While the explosion in security vulnerability research has led to the discovery and elimination of security glitches, Ingram says we should be looking further ahead. "At the moment we have professional research labs that are falling over each other to find vulnerabilities in particular operating systems and to publish those before everyone else," he explained. "In producing the next serious vulnerability, I'm not sure if we're making anything more secure than they were before... [are] the research labs are doing this for the benefit of the Internet population? We may have to review that and see if it's occurring."
Among those claiming system administrators are struggling with the frequency of security updates is Microsoft's chief executive Steve Ballmer, who recently announced a change to Microsoft's patch release schedule to ease the burden on system administrators. It now releases security fixes on a monthly cycle, instead of weekly.
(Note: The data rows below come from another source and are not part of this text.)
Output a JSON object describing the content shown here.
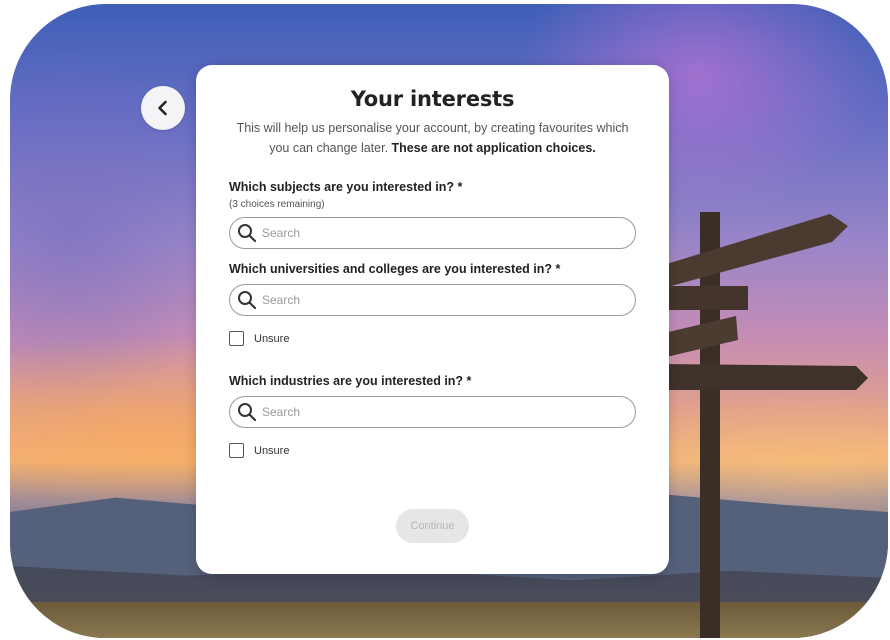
{
  "page": {
    "title": "Your interests",
    "subtitle_plain": "This will help us personalise your account, by creating favourites which you can change later. ",
    "subtitle_bold": "These are not application choices."
  },
  "back_button": {
    "icon": "chevron-left-icon"
  },
  "questions": {
    "subjects": {
      "label": "Which subjects are you interested in? *",
      "hint": "(3 choices remaining)",
      "search_placeholder": "Search"
    },
    "universities": {
      "label": "Which universities and colleges are you interested in? *",
      "search_placeholder": "Search",
      "unsure_label": "Unsure"
    },
    "industries": {
      "label": "Which industries are you interested in? *",
      "search_placeholder": "Search",
      "unsure_label": "Unsure"
    }
  },
  "continue_button": {
    "label": "Continue",
    "disabled": true
  },
  "colors": {
    "card_bg": "#ffffff",
    "text_primary": "#222222",
    "text_secondary": "#555555",
    "input_border": "#9a9a9a",
    "button_disabled_bg": "#e6e6e6",
    "button_disabled_text": "#b5b5b5"
  },
  "background": {
    "description_icon": "signpost-sunset-background"
  }
}
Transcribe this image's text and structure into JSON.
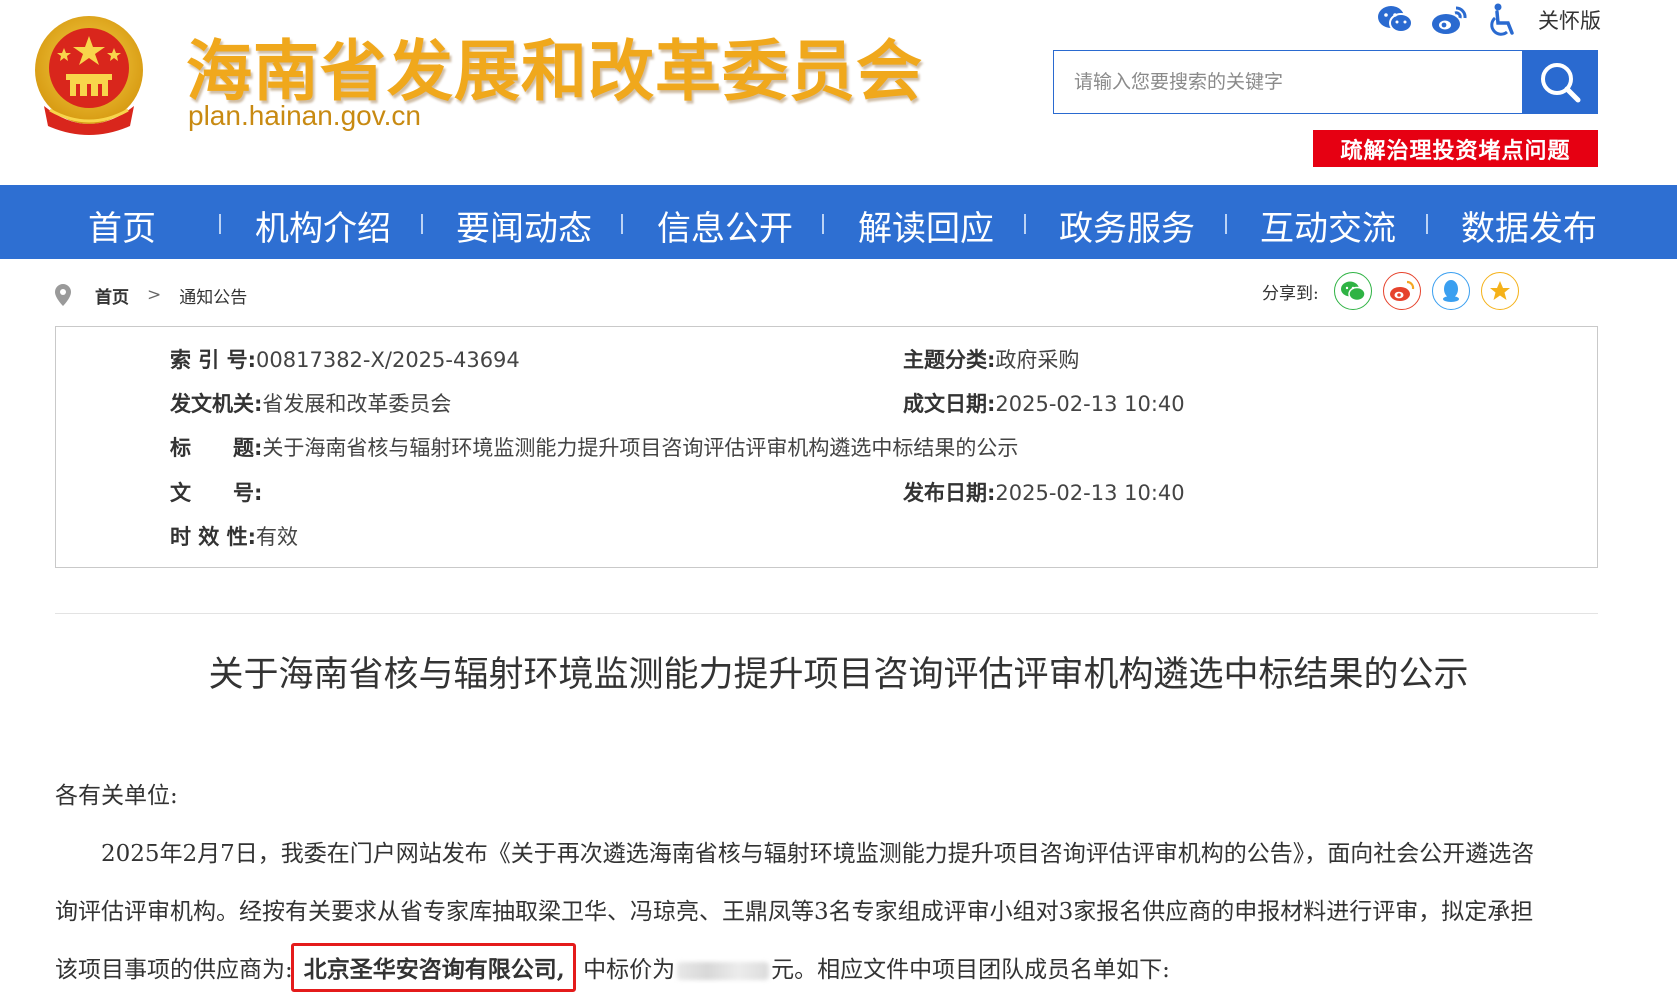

The massive demand on security administrators to keep up to date with the latest bugs may be making things worse, Ingram said. "The patch model has never worked, but if we overload it, it becomes even worse," he warned. "[It's] happening faster than we can deal with."
A key to a long-term improvement in security is to eliminate the vulnerabilities in the first place, Ingram said. "We constantly go at the vendors about the quality of their software and we suggest to the vendors that their products will be improved significantly if they were to do [better] planning, design, testing and delivery. We believe that you can find buffer overflows in software if you do enough testing," he said.